ICICI Ventures-backed houseware products maker Cello World Limited will soon hit the market with a Rs 800-crore qualified institutional placement (QIP) offering, sources aware of the company’s plans told Moneycontrol.
The fundraising effort comes just eight months after the company listed on the stock exchanges following a Rs 1,900-crore initial public offering (IPO), which saw the company’s promoters and investors sell their shares in a pure offer for sale. ICICI Ventures invested Rs 360 crore in Cello World in November 2022.
Cello World’s shares have risen by 36 percent since its listing in November to Rs 880.80 per share as on Friday, June 28. The company had sold its shares in the IPO at Rs 648 apiece.
“The QIP work is in advanced stages and the deal is likely to be launched in the coming couple of weeks. A few investment banks such as Motilal Oswal, JM Financial and Kotak are working on the share sale,” said one of the persons mentioned above.

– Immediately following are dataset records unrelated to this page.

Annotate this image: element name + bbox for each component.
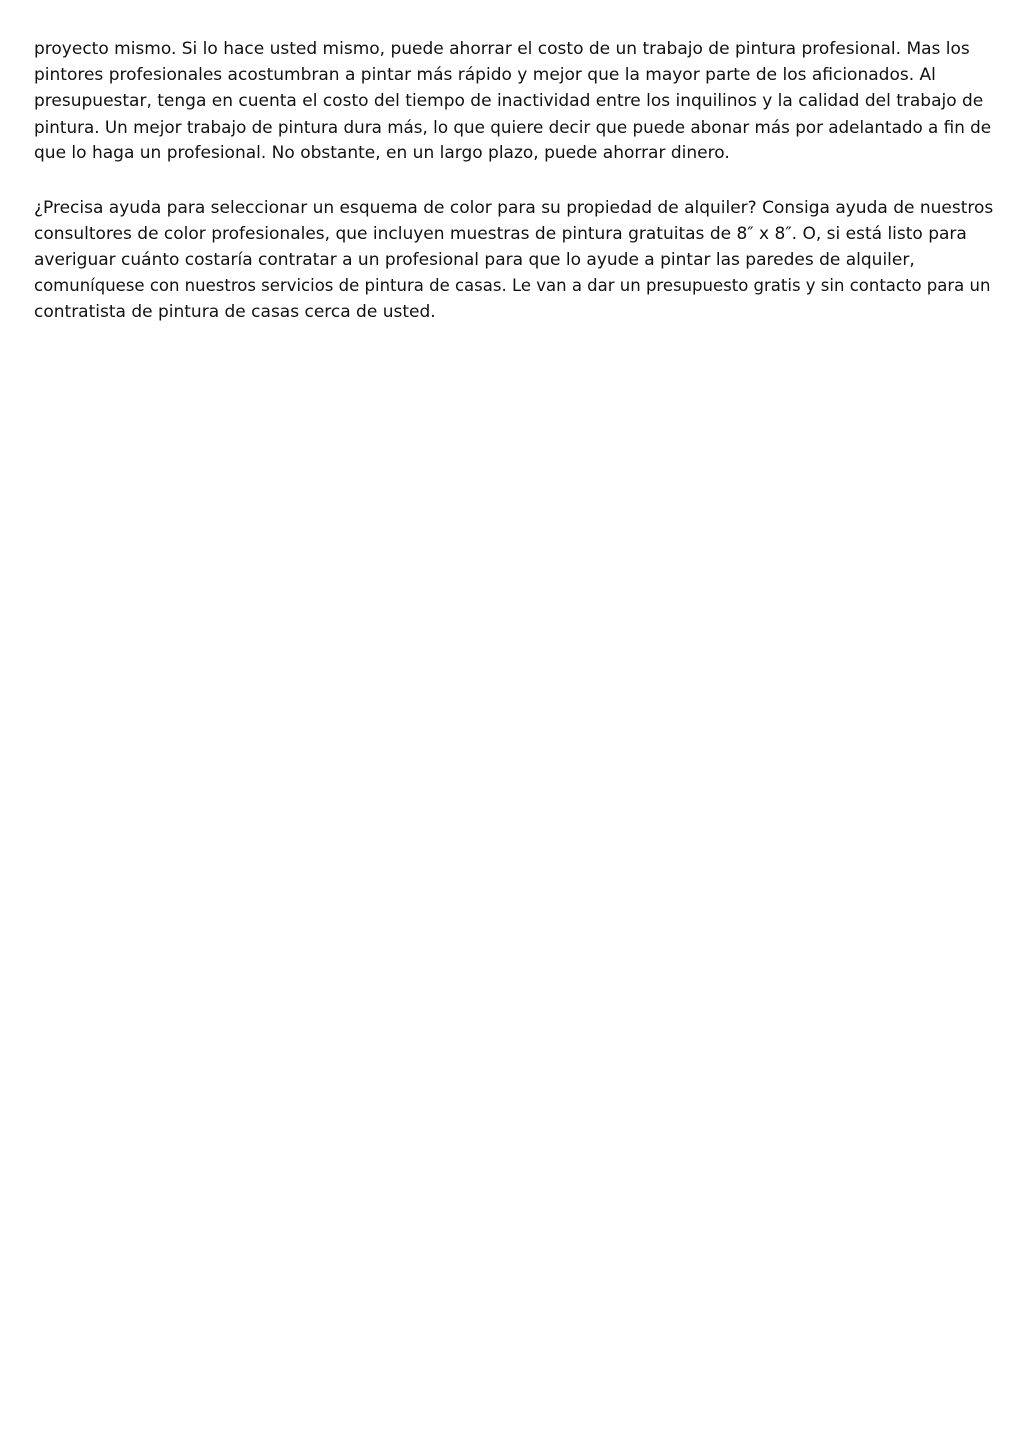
text-line: averiguar cuánto costaría contratar a un profesional para que lo ayude a pintar las paredes de alquiler, bbox=[34, 250, 915, 270]
paragraph-budget-professional bbox=[34, 36, 994, 166]
text-line: comuníquese con nuestros servicios de pintura de casas. Le van a dar un presupuesto gratis y sin contacto para un bbox=[34, 276, 991, 295]
text-line: pintura. Un mejor trabajo de pintura dura más, lo que quiere decir que puede abonar más por adelantado a fin de bbox=[34, 117, 992, 137]
document-body bbox=[34, 36, 994, 325]
text-line: presupuestar, tenga en cuenta el costo del tiempo de inactividad entre los inquilinos y la calidad del trabajo de bbox=[34, 91, 984, 111]
text-line: pintores profesionales acostumbran a pintar más rápido y mejor que la mayor parte de los aficionados. Al bbox=[34, 65, 936, 85]
text-line: que lo haga un profesional. No obstante, en un largo plazo, puede ahorrar dinero. bbox=[34, 143, 730, 163]
text-line: proyecto mismo. Si lo hace usted mismo, puede ahorrar el costo de un trabajo de pintura profesional. Mas los bbox=[34, 39, 970, 59]
text-line: consultores de color profesionales, que incluyen muestras de pintura gratuitas de 8″ x 8″. O, si está listo para bbox=[34, 224, 967, 244]
paragraph-spacer bbox=[34, 166, 994, 195]
text-line: contratista de pintura de casas cerca de usted. bbox=[34, 302, 436, 322]
paragraph-color-consultants bbox=[34, 195, 994, 325]
text-line: ¿Precisa ayuda para seleccionar un esquema de color para su propiedad de alquiler? Consiga ayuda de nuestros bbox=[34, 198, 994, 218]
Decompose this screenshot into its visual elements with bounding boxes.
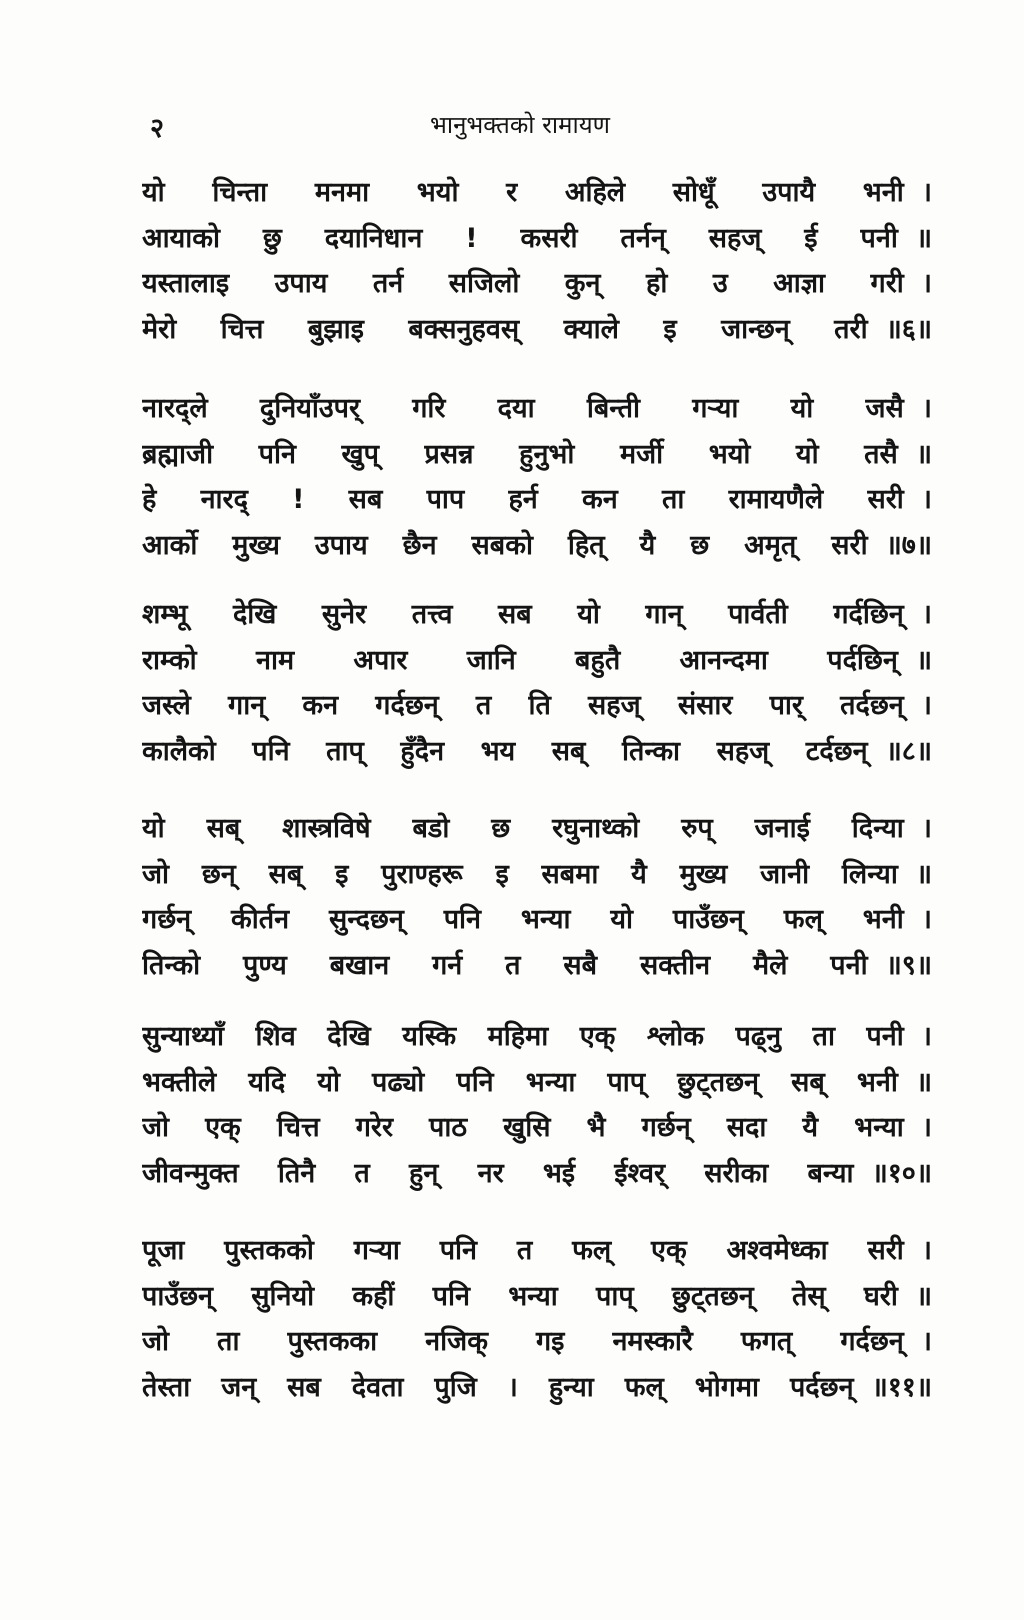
verse-line [142, 1228, 932, 1274]
verse-text: गर्छन् कीर्तन सुन्दछन् पनि भन्या यो पाउँछन् फल् भनी [142, 904, 904, 935]
running-title: भानुभक्तको रामायण [430, 111, 610, 139]
verse-text: तेस्ता जन् सब देवता पुजि । हुन्या फल् भोगमा पर्दछन् [142, 1371, 854, 1403]
verse-text: यस्तालाइ उपाय तर्न सजिलो कुन् हो उ आज्ञा गरी [142, 268, 904, 299]
verse-line [142, 1319, 932, 1365]
verse-number: ॥१०॥ [871, 1157, 932, 1189]
stanza [142, 170, 932, 352]
verse-end-mark: । [921, 484, 932, 515]
verse-line [142, 216, 932, 262]
verse-text: राम्को नाम अपार जानि बहुतै आनन्दमा पर्दछिन् [142, 644, 898, 676]
verse-line [142, 1151, 932, 1197]
verse-end-mark: । [921, 1235, 932, 1266]
verse-text: भक्तीले यदि यो पढ्यो पनि भन्या पाप् छुट्तछन् सब् भनी [142, 1066, 898, 1098]
verse-text: जीवन्मुक्त तिनै त हुन् नर भई ईश्वर् सरीका बन्या [142, 1157, 854, 1189]
verse-text: यो चिन्ता मनमा भयो र अहिले सोधूँ उपायै भनी [142, 177, 904, 208]
verse-end-mark: ॥ [915, 644, 932, 676]
verse-line [142, 386, 932, 432]
verse-number: ॥८॥ [885, 735, 932, 767]
verse-text: आर्को मुख्य उपाय छैन सबको हित् यै छ अमृत् सरी [142, 529, 868, 561]
stanza [142, 1228, 932, 1410]
page-number: २ [150, 113, 165, 144]
verse-number: ॥७॥ [885, 529, 932, 561]
verse-text: सुन्याथ्याँ शिव देखि यस्कि महिमा एक् श्लोक पढ्नु ता पनी [142, 1021, 904, 1052]
verse-end-mark: । [921, 1326, 932, 1357]
verse-number: ॥११॥ [871, 1371, 932, 1403]
verse-text: शम्भू देखि सुनेर तत्त्व सब यो गान् पार्वती गर्दछिन् [142, 599, 904, 630]
stanza [142, 386, 932, 568]
verse-text: मेरो चित्त बुझाइ बक्सनुहवस् क्याले इ जान्छन् तरी [142, 313, 868, 345]
verse-text: नारद्ले दुनियाँउपर् गरि दया बिन्ती गऱ्या यो जसै [142, 393, 904, 424]
verse-text: यो सब् शास्त्रविषे बडो छ रघुनाथ्को रुप् जनाई दिन्या [142, 813, 904, 844]
verse-line [142, 592, 932, 638]
verse-text: पूजा पुस्तकको गऱ्या पनि त फल् एक् अश्वमेध्का सरी [142, 1235, 904, 1266]
verse-line [142, 683, 932, 729]
verse-end-mark: ॥ [915, 222, 932, 254]
verse-text: आयाको छु दयानिधान ! कसरी तर्नन् सहज् ई पनी [142, 222, 898, 254]
verse-line [142, 432, 932, 478]
verse-end-mark: । [921, 268, 932, 299]
verse-line [142, 897, 932, 943]
stanza [142, 1014, 932, 1196]
verse-end-mark: । [921, 904, 932, 935]
verse-line [142, 1014, 932, 1060]
verse-line [142, 638, 932, 684]
verse-line [142, 261, 932, 307]
verse-number: ॥९॥ [885, 949, 932, 981]
verse-text: हे नारद् ! सब पाप हर्न कन ता रामायणैले सरी [142, 484, 904, 515]
verse-text: कालैको पनि ताप् हुँदैन भय सब् तिन्का सहज् टर्दछन् [142, 735, 868, 767]
verse-line [142, 943, 932, 989]
verse-end-mark: । [921, 813, 932, 844]
verse-end-mark: । [921, 1021, 932, 1052]
verse-text: जस्ले गान् कन गर्दछन् त ति सहज् संसार पार् तर्दछन् [142, 690, 904, 721]
verse-end-mark: । [921, 690, 932, 721]
verse-line [142, 523, 932, 569]
verse-end-mark: ॥ [915, 438, 932, 470]
verse-text: जो छन् सब् इ पुराण्हरू इ सबमा यै मुख्य जानी लिन्या [142, 858, 898, 890]
verse-line [142, 1060, 932, 1106]
verse-line [142, 1105, 932, 1151]
stanza [142, 806, 932, 988]
stanza [142, 592, 932, 774]
verse-text: ब्रह्माजी पनि खुप् प्रसन्न हुनुभो मर्जी भयो यो तसै [142, 438, 898, 470]
verse-end-mark: । [921, 393, 932, 424]
verse-line [142, 477, 932, 523]
verse-text: जो ता पुस्तकका नजिक् गइ नमस्कारै फगत् गर्दछन् [142, 1326, 904, 1357]
verse-end-mark: । [921, 1112, 932, 1143]
verse-line [142, 806, 932, 852]
verse-line [142, 1365, 932, 1411]
verse-line [142, 307, 932, 353]
verse-line [142, 1274, 932, 1320]
verse-line [142, 729, 932, 775]
verse-text: जो एक् चित्त गरेर पाठ खुसि भै गर्छन् सदा यै भन्या [142, 1112, 904, 1143]
verse-end-mark: । [921, 177, 932, 208]
verse-text: पाउँछन् सुनियो कहीं पनि भन्या पाप् छुट्तछन् तेस् घरी [142, 1280, 898, 1312]
page-header [140, 108, 900, 148]
verse-end-mark: ॥ [915, 858, 932, 890]
verse-line [142, 852, 932, 898]
verse-number: ॥६॥ [885, 313, 932, 345]
verse-end-mark: ॥ [915, 1066, 932, 1098]
verse-end-mark: । [921, 599, 932, 630]
verse-text: तिन्को पुण्य बखान गर्न त सबै सक्तीन मैले पनी [142, 949, 868, 981]
verse-line [142, 170, 932, 216]
verse-end-mark: ॥ [915, 1280, 932, 1312]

The company plans to use the funds for various purposes including repayment of debt, capital expenditure to augment its manufacturing facilities, funding its growth plans as well as for working capital requirements.
A source added that one of the other important reasons for the QIP is to bring down the promoter stake in the company to 75 percent to meet Securities and Exchange Board of India (SEBI) minimum public shareholding norms. Under these norms all newly listed companies need to achieve a minimum public shareholding of 25 percent in three years from listing.
Promoters of Cello World currently hold a 78 percent stake in the company. Shareholders of the company had approved the QIP fundraise on June 26 in an extra-ordinary general meeting.
A message sent to Cello World chairman and managing director Pradeep Rathod had not elicited a response till the time of publishing this article.
For the fiscal year ended March 31, 2024, the company reported a revenue of Rs 2,000 crore, a growth of 11 percent over the previous fiscal. Earnings before interest, taxes, depreciation and amortisation grew 22 percent to Rs 535 crore while profit rose 24 percent to Rs 334 crore.
The company derived 66.2 percent of its revenue from consumerware products, 16.7 percent from writing products and the rest from moulded furniture and allied products.